Buisson received the Legion of Honour on 24 September 2007.

==Personal life==
Buisson was a Roman Catholic "by tradition," and attended the Latin Mass.

Patrick Buisson had a son, Georges, who is co-owner of Publifact and works for the Histoire TV channel, formerly with his father. In June 2015, he published a book about his father, entitled L'Ennemi.

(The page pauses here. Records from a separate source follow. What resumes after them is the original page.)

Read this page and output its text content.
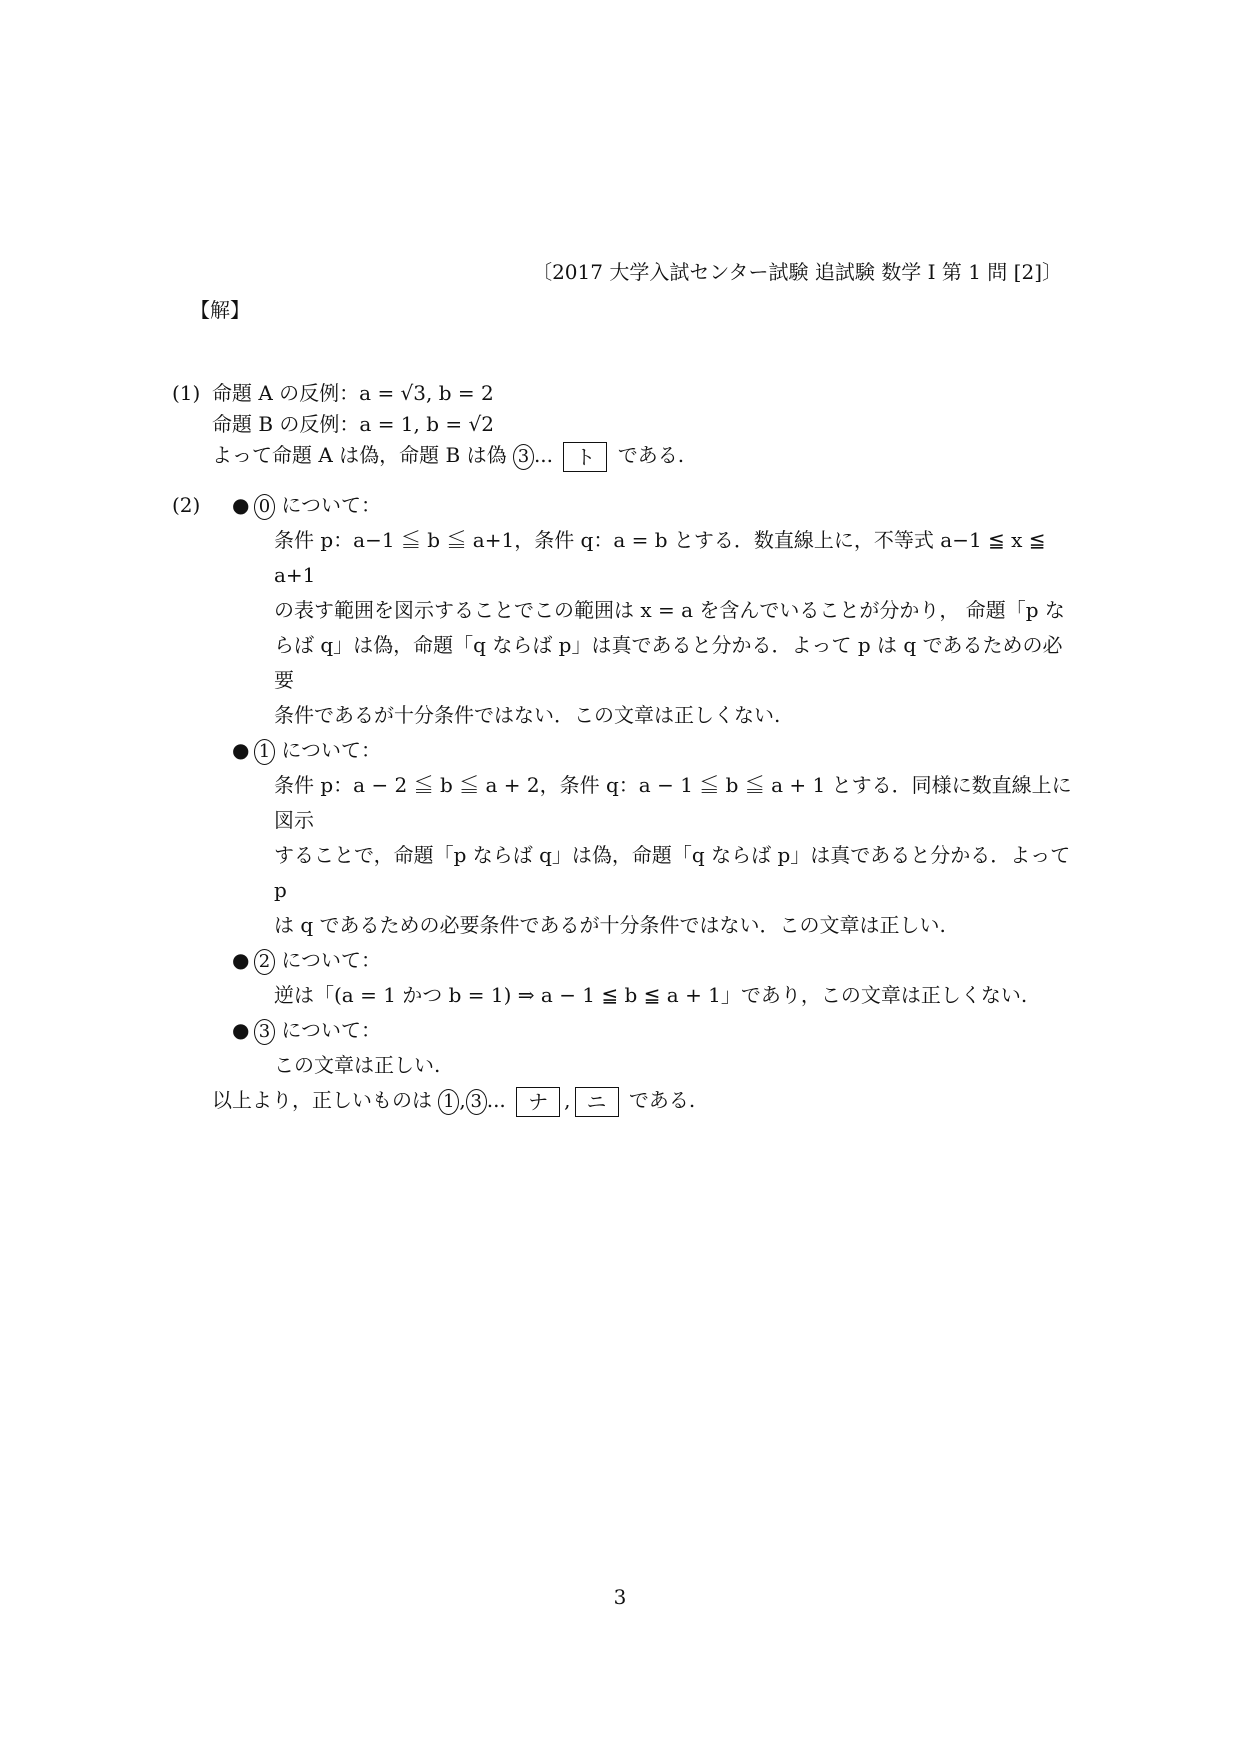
〔2017 大学入試センター試験 追試験 数学 I 第 1 問 [2]〕
【解】
(1) 命題 A の反例：a = √3, b = 2
命題 B の反例：a = 1, b = √2
よって命題 A は偽，命題 B は偽 3 ... ト である.
(2) ● 0 について：
条件 p：a−1 ≦ b ≦ a+1，条件 q：a = b とする．数直線上に，不等式 a−1 ≦ x ≦ a+1
の表す範囲を図示することでこの範囲は x = a を含んでいることが分かり， 命題「p な
らば q」は偽，命題「q ならば p」は真であると分かる．よって p は q であるための必要
条件であるが十分条件ではない．この文章は正しくない.
● 1 について：
条件 p：a − 2 ≦ b ≦ a + 2，条件 q：a − 1 ≦ b ≦ a + 1 とする．同様に数直線上に図示
することで，命題「p ならば q」は偽，命題「q ならば p」は真であると分かる．よって p
は q であるための必要条件であるが十分条件ではない．この文章は正しい.
● 2 について：
逆は「(a = 1 かつ b = 1) ⇒ a − 1 ≦ b ≦ a + 1」であり，この文章は正しくない.
● 3 について：
この文章は正しい.
以上より，正しいものは 1 , 3 ... ナ , ニ である.
3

On 21 January 2022, Buisson and three co-defendants, former Sarkozy chief of staff Claude Guéant, former cabinet director Emmanuelle Mignon and former pollster and consultant Pierre Giacometti, were found guilty of polling fraud involving allegations that they misused public money while ordering public opinion polls worth a combined €7.5 million ($8.7 million) during the course of Sarkozy's presidency between 2007 and 2012. Buisson would receive no jail time in his sentence, was instead handed a two-year suspended sentence and a €150,000 fine.

===Death===
On 26 December 2023, his body was discovered. He was 74.

==Bibliography==
- OAS : Histoire de la résistance française en Algérie (with Pascal Gauchon, Bièvres: Jeune Pied-Noir, 1984, 168 pages).
- L'Album Le Pen (with Alain Renault, Écully: Intervalles, 1984, 155 pages).
- Avec le temps / C'est l'histoire d'un métamec (with Léo Ferré, illustrated by Hubert Grooteclaes, Paris: Éditions du Chêne, 1995, 149 pages).
- Sacha Guitry et ses femmes (Paris: Éditions Albin Michel, 1996, 321 pages).
- Vichy ou les infortunes de la vertu (Paris: Éditions Albin Michel, 2008, 570 pages).
- De la grande prostituée à la revanche des mâles (Paris: Éditions Albin Michel, 2008, 521 pages).
- La Grande Guerre, 1914-1918 (with Jean-Pascal Soudagne, prefaced by Max Gallo, Paris: XO éditions, 351 pages).
- La Guerre d'Algérie (prefaced by Michel Déon, illustrated by Marc Flament, Paris: Éditions Albin Michel, 2009, 271 pages).
- La Guerre d'Indochine (prefaced by Pierre Schoendoerffer, Paris: Éditions Albin Michel, 2009, 255 pages).
- L'Occupation intime (Paris: Éditions Albin Michel, 2011, 319 pages).
- Le Paris de Céline (Paris: Éditions Albin Michel, 2012).
- La Cause du peuple (Paris: Perrin, 2016).